Badi era stato originariamente nominato capo dell’intelligence militare di Nuri Abu Sahmain, il capo islamista del Congresso generale nazionale, ma era stato bocciato dall’apparato militare. Attualmente sta coordinando le Libia Shield Forces, insieme con le forze del Ministero degli Interni libico. Il tasso di violenza in Libia è stato elevato quest’anno: luglio è stato di gran lunga il mese peggiore per gli omicidi. Secondo il Libia Body Count, fino ad oggi nel 2014, circa 650 persone sono state uccise in maniera violenta, tra questi 348 sono stati uccisi a luglio 2014 e decine nello scorso fine settimana. A Bengasi, i combattimenti tra islamisti e forze guidate da Khalifa Hifter si stanno facendo sempre più sanguinosi. Le forze di Hifter sono stati rafforzate dalle defezioni dell’ex capo della forza aerea Saqr al-Jaroushi, dal vertice della marina Hassan Abu-Shannaq, e dal capo delle forze di difesa aerea Jomaa al-Abani. Hifter ha pubblicamente dichiarato che intende creare quello che chiama il Consiglio Supremo delle Forze Armate in Libia.

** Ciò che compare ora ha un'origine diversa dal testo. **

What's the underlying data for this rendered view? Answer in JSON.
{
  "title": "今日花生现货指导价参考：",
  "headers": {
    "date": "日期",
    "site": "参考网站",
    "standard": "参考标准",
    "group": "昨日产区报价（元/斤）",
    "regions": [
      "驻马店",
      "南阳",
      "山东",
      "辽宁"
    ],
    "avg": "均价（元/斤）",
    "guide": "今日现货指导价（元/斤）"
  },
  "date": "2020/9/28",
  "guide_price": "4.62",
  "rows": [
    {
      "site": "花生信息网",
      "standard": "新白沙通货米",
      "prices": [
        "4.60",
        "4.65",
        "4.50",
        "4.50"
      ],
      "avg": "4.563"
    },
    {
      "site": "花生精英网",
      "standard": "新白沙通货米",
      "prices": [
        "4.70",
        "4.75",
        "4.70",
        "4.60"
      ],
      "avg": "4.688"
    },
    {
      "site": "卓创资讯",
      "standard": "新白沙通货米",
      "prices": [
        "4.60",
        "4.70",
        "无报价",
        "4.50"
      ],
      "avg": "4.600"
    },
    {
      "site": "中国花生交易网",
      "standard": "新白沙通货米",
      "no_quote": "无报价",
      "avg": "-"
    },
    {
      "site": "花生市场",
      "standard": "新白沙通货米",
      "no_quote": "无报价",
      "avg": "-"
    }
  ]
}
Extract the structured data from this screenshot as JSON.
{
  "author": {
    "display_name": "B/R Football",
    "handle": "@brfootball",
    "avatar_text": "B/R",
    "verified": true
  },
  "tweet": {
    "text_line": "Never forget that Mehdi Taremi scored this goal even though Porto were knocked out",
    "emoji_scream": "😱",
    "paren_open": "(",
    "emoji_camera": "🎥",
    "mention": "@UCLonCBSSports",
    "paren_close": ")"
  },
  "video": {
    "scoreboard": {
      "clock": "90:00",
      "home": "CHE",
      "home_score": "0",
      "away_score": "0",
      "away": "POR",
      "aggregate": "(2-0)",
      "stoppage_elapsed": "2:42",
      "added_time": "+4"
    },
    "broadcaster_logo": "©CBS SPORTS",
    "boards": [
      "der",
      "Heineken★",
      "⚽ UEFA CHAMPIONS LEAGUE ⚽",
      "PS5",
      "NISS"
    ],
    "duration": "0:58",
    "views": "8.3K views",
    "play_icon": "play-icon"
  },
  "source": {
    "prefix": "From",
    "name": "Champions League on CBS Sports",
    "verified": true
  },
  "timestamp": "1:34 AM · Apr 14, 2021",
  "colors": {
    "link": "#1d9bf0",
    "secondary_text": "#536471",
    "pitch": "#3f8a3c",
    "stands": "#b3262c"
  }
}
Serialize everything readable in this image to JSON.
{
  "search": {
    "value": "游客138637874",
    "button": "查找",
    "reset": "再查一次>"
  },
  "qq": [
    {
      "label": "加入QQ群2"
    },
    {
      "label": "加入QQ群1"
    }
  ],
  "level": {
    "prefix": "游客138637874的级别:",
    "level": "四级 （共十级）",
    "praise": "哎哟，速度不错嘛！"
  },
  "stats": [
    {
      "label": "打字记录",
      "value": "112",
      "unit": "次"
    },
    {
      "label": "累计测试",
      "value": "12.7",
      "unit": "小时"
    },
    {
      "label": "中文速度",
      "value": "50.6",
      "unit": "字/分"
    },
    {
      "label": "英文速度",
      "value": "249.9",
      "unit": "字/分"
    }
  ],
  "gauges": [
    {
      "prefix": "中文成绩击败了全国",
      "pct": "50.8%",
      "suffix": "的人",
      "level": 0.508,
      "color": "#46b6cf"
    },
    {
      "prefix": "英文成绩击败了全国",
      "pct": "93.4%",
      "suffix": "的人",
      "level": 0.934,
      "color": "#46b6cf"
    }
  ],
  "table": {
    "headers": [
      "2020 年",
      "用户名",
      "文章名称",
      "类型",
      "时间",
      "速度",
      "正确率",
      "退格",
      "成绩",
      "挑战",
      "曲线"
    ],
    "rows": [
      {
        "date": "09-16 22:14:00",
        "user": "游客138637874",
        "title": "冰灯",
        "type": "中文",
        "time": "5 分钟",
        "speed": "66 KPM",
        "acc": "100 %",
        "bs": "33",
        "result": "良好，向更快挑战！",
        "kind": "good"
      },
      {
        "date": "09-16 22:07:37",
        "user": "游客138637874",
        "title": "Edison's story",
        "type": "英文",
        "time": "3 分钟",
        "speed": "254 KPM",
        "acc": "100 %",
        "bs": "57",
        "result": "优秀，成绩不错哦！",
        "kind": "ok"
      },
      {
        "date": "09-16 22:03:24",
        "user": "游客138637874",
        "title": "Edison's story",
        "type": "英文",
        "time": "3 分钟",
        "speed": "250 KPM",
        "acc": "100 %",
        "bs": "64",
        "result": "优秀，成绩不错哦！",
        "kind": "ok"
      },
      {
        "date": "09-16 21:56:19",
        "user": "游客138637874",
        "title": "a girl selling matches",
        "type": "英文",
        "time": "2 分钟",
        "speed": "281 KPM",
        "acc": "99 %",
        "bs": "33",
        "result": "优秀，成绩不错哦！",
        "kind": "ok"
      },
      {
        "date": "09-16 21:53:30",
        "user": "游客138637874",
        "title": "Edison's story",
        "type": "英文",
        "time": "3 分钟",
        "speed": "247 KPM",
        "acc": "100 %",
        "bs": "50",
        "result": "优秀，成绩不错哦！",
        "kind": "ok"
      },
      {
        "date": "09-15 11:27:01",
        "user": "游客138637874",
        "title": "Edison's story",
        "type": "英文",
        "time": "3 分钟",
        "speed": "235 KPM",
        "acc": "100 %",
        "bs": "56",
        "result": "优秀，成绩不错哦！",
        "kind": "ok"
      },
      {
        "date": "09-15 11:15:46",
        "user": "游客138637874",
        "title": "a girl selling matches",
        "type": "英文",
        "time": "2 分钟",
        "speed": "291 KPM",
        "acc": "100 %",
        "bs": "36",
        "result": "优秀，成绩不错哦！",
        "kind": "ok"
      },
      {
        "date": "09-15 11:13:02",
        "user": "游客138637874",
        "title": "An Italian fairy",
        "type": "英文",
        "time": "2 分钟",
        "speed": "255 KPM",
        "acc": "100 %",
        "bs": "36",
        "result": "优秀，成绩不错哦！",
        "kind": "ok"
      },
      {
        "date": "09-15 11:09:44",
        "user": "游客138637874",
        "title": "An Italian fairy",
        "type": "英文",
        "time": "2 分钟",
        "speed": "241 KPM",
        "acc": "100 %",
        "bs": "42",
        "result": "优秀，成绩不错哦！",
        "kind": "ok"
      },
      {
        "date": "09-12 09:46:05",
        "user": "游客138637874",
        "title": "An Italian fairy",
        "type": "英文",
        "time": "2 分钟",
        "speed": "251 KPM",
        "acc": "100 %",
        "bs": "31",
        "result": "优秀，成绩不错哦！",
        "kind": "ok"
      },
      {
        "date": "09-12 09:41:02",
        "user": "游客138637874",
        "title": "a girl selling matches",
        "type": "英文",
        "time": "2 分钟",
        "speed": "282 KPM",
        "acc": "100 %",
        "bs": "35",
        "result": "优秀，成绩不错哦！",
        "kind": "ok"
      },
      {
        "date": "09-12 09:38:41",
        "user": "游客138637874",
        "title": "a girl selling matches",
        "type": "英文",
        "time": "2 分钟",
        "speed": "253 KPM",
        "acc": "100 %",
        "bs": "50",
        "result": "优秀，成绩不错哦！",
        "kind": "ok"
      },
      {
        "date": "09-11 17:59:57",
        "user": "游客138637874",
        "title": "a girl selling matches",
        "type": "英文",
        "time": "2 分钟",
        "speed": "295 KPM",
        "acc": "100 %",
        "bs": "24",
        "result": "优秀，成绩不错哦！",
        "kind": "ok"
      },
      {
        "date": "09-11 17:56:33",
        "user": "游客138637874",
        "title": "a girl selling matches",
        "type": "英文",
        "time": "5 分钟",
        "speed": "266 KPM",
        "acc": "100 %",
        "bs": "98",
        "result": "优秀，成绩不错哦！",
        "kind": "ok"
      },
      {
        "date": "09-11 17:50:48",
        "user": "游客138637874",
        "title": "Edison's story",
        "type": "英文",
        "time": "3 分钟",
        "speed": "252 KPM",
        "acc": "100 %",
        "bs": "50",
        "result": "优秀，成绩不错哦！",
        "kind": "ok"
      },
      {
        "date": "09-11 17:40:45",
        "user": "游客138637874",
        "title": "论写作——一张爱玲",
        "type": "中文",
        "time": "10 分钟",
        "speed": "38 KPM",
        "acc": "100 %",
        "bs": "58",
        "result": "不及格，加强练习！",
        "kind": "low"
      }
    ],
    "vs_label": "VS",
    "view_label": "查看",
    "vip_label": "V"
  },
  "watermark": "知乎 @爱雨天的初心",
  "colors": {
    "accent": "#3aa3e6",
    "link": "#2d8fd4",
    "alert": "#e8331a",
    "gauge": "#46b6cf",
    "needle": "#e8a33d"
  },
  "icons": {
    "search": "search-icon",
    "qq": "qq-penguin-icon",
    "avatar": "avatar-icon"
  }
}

Nei combattimenti, il 27 luglio, è morto Ahmed al-Zahawi, il fratello di Mohammed Ali al-Zahawi, il leader di Ansar al-Sharia in Libia. Messaggi sui social media del gruppo indicano che durante il fine settimana Ansar al-Sharia ottenuto e usato armi e artiglieria. Alleate con le forze di Hifter a Bengasi ci sono la Brigata Saiqa del Col. Wanis Bukhamada, e il leader tribale Ezzedin Wakwak, che ha concesso a Hifter l’uso della base aerea di Benina. Contro di loro ci sono tre milizie islamiste: la brigata Martiri del 17 febbraio di Ismail al-Sallabi e la Rafallah al-Sahati, guidata da Mohamad al-Gharabi, e lampiù importante, Ansar al-Sharia di Zahawi. Bengasi è talmente pericolosa che i membri della neo eletta Camera dei rappresentanti, che aveva deciso di spostare la sua sede da Tripoli a Bengasi, sta progettando di trasferirsi a Tobruk. Il governo libico ha costituito un team guidato da Mustafa Abdul Jalil, ex capo del Consiglio nazionale di transizione, per negoziare un cessate-il-fuoco con le milizie, ma ben poco si è raggiunto finora.